Die restlichen elf Beiträge des Bandes gehen dem Erfahrungsthema bei verschiedenen Autoren aus diversen Kontexten nach: Heidegger (Claudius Strube), William James (Henryk Machon´), nochmals James (Sebastian Niklaus), Alston (Andreas Hansberger); sodann Johannes vom Kreuz (Karl-Heinz Steinmetz), Simone Weil (Margit Wasmeier), Franz von Sales (Gereon Kühr); schließlich Rosenzweig (Katrin J. Kirchner), tibetische Gelug-Tradition und Kitaro- Nishida (Maximiliane Demmel/ Sebastian Niklaus), nochmals Nishida (Tetsuaki Kurusu), Sri Ramana Maharshi und Henri le Saux (Christian Hackbarth-Johnson). Sie können aus Raumgründen nicht einzeln angesprochen werden.
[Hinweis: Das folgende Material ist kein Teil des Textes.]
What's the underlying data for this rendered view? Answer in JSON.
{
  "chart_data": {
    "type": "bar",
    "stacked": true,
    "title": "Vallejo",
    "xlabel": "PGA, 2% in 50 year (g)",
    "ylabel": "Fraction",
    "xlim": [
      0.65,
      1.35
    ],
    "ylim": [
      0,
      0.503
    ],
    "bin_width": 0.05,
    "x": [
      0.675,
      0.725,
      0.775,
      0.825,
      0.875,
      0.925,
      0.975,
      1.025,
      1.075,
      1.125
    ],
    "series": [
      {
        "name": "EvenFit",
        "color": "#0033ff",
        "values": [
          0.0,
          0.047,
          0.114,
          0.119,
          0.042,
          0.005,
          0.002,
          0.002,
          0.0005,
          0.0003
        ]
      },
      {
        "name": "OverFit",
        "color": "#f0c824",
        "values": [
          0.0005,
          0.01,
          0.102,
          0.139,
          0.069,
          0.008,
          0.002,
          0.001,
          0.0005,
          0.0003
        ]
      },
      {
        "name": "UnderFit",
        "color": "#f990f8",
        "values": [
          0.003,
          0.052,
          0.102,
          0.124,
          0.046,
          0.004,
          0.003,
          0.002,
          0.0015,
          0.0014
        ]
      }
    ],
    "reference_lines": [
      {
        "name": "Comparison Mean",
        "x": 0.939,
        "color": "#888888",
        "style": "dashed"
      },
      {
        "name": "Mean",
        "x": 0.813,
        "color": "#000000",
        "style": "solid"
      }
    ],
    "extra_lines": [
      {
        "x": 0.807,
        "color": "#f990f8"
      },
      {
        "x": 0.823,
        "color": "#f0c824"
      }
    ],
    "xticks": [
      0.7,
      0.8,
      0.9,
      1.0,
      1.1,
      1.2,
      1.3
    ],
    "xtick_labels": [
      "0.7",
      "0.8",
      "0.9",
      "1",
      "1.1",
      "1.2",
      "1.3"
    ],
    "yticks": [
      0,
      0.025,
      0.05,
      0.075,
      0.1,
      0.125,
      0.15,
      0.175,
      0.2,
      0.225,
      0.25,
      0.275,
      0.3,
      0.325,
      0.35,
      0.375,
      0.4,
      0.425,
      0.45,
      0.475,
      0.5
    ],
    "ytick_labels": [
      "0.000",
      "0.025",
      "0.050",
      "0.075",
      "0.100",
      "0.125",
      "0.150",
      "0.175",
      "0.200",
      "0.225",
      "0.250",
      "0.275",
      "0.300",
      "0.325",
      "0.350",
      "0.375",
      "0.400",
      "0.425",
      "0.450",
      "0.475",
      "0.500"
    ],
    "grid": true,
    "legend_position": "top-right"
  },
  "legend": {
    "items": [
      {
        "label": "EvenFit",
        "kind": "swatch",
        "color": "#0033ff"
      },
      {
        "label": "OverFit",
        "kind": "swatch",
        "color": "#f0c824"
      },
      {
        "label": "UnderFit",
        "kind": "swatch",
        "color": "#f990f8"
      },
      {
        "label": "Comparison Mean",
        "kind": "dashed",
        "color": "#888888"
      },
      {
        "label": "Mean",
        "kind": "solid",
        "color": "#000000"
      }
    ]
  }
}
Insgesamt zeigen die Beiträge in ihrer Zusammenstellung die bereichernde Vielfalt geisteswissenschaftlicher Graduiertenkollegs, in der allerdings auch eine ­ möglicherweise unvermeidliche ­ Problematik steckt: Unter einem Arbeitstitel versammeln sich verschiedene Ansätze, Methoden und Fragestellungen ­ in diesem Fall von der deutschen Existenzphilosophie bis zur angelsächsischen »reformed epistemology«, von der mystischen Einzelerfahrung zu kulturell bedingten Erfahrungsmustern, von christlichen und jüdischen bis hin zu buddhistischen Traditionen reichend ­, ohne dass eine einheitliche, umfassende und integrative Theoriebildung zu Stande käme. Als »Klärungsversuch« (Untertitel) ist der Band insofern nur begrenzt tauglich. Indessen ist es nun einmal ein Spezifikum der Geisteswissenschaften, dass in ihnen primär um die rechte Interpretation von Begriffen gestritten wird, die ihrerseits Produkte langer, komplizierter und nicht immer konsensträchtiger Interpretationsprozesse sind. Darin liegt ihre Herausforderung, und darin liegt das Angebot dieses Bandes.